Re: Compiling RC2 on Windows: failed
- Posted by jimcbrown (admin) Dec 12, 2010
- 1167 views
Due to the innmediate responses from developers, this might be seen as a bit out-dated. Anyway, I think there are a couple of things that worth being clarified.
I guess you have EUDIR set. So configure.bat sees EUDIR and defaults to -with-euphoria.
You need to manually run configure with the -without-euphoria option.
I already run configure with and without --without-euphoria option and the result is the same.
However, what you might not understand is that one cannot build Euphoria with only a C compiler and linker as your tool set. This is because a lot of Euphoria is written in Euphoria itself and only some portions of it are written in C.
In order to build Euphoria, one must have either a working Euphoria interpreter plus a C compiler and linker.
What you might not understand is that if you (the developer) put an option --without-euphoria in configure.bat, that means without euphoria (interpreter). If that's not the case, please remove the option from configure help.
After investigating the cause of the bug, we've discovered that it's a bug in the build process that --without-euphoria is essentially being ignored. This is only a problem for the Windows watcom build, because of its separate build system. (As far as we know, using MinGW to build the pretranslated sources should work, but no one has tested this, so it is possible we have more bugs lurking in that area as well.)
This bug is really hard to fix, and since the plan is to drop the current watcom build system and go with a unified one, we've decided that it's not worth the effort. So for windows, you will need to have a working Euphoria interpreter in order to compile Euphoria. This is a bug, but it will probably not be addressed until after 4.0 is released, unless one of the devs figures out a quick fix in the meantime or someone else fixes it and submits a patch.
For me not being able to compile Euphoria is a serious problem. Please note that this is not the first time I tried to do it. A few days ago, I submitted a bug request for the same reason. I downloaded eubins r4511 and source r4511 and failed. I remembered you pointing me going backwards to another revision and then upgrading to another... all of which had nothing to do with which I was informing because I was trying to compile from a clean installation.

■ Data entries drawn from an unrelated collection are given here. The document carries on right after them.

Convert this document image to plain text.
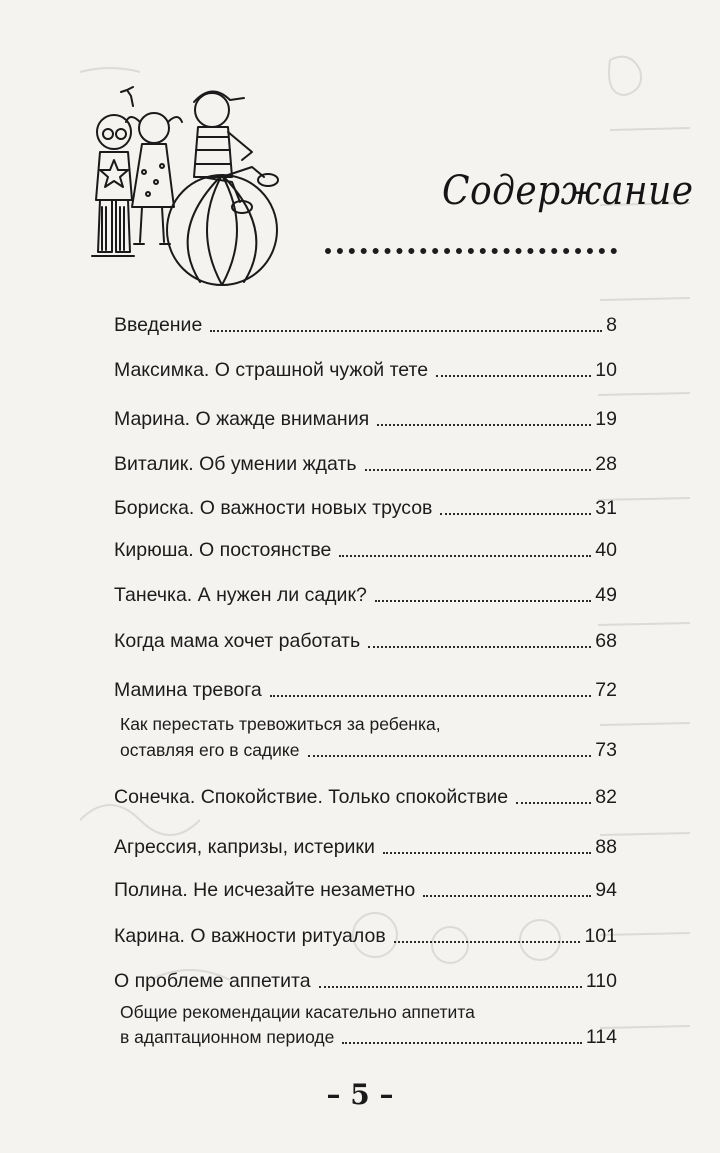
Содержание
Введение	8
Максимка. О страшной чужой тете	10
Марина. О жажде внимания	19
Виталик. Об умении ждать	28
Бориска. О важности новых трусов	31
Кирюша. О постоянстве	40
Танечка. А нужен ли садик?	49
Когда мама хочет работать	68
Мамина тревога	72
Как перестать тревожиться за ребенка,
оставляя его в садике	73
Сонечка. Спокойствие. Только спокойствие	82
Агрессия, капризы, истерики	88
Полина. Не исчезайте незаметно	94
Карина. О важности ритуалов	101
О проблеме аппетита	110
Общие рекомендации касательно аппетита
в адаптационном периоде	114
– 5 –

That was a real problem with eubins that you found. It's been fixed now, in part thanks to your efforts.
I could add more examples like receiving error messages while running code with the interpreter, telling about asserts failing and pointing me to .c source files that have nothing to do with what I was doing.
If I don't submit every problem I encounter is because I use Euphoria neither for production nor have any project in mind using it, though I like to do it since I think Euphoria has a great potential. Just playing with it for fun but a fun that is resulting not so funny.
You don't have to submit bug reports for every bug you find. Time is valuable and writing bug reports all the time is probably not the most exciting thing in the world.
Still, every bug report you find and submit helps. Even if we find that a bug is invalid or won't fix, having the ticket at least documents the situtation for the benefit of future users. And, most bug reports that are filed turn out to be real bugs that need to be fixed. I want to say on behalf of the developers that your efforts are important and appreciated.